Uno degli obiettivi che avevo quest'anno (aziendalmente) era quello di prendere la certificazione come Professional Scrum Master. Non mi dilungo sul significato e nemmeno sull'utilità... era un obiettivo fissato quando ancora non avevo orizzonti lavorativi in vista.
Ad inizio maggio ho iniziato a guardare di cosa si trattava, ma senza particolare voglia... poi a metà maggio si è delineata la mia nuova attività che mi ha assorbito e mi assorbe parecchio. Ciononostante, la certificazione era da prendere, punto.

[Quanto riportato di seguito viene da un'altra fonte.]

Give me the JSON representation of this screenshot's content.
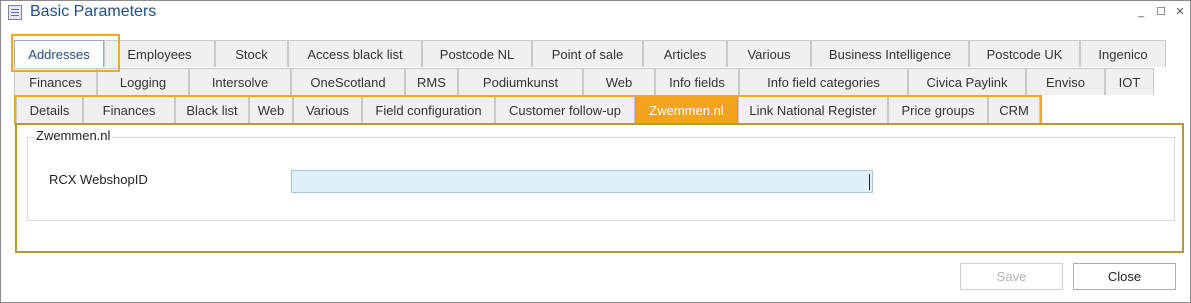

Così ho iniziato a seguire le videolezioni, a leggere la documentazione, prendere appunti, in una parola a studiare (Dio, quanto non mi piace studiare!) e poi a fare le simulazioni di esame. Avevo un termine ultimo: il 31 luglio. E quando ho dato l'esame io? il 29 luglio (solo perché il 31 era domenica).

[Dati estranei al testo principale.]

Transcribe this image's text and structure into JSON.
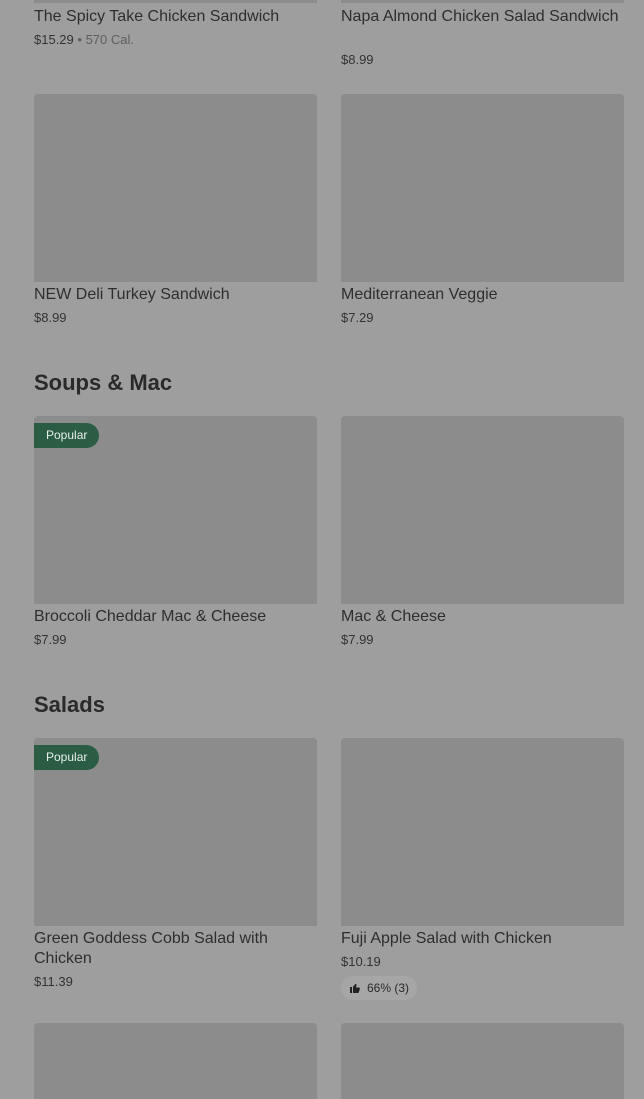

L'argomento non è dei più difficili (la Scrum Guide è una 15ina di pagine); più difficile è entrare nel mondo Scrum, i princìpi, le regole, gli eventi e tutta quella serie di minchiate new-age che caratterizzano il mondo Agile. E poi l'esame: 80 domande a risposta multipla, 60 minuti di tempo, 45 secondi a domanda in media, almeno l'85% di risposte esatte. In inglese, ovviamente. E poi circa la metà delle domande erano bastarde, come solo gli americani sanno essere... non "Choose the right answer" ma "Choose the BEST answer". Insomma, tutt'altro che banale.
Venerdì pomeriggio ho spento il telefono, silenziato Outlook e iniziato l'esame. Dopo 58 minuti e 29 secondi ho detto 'basta, vaffanculo' e ho cliccato su Finish.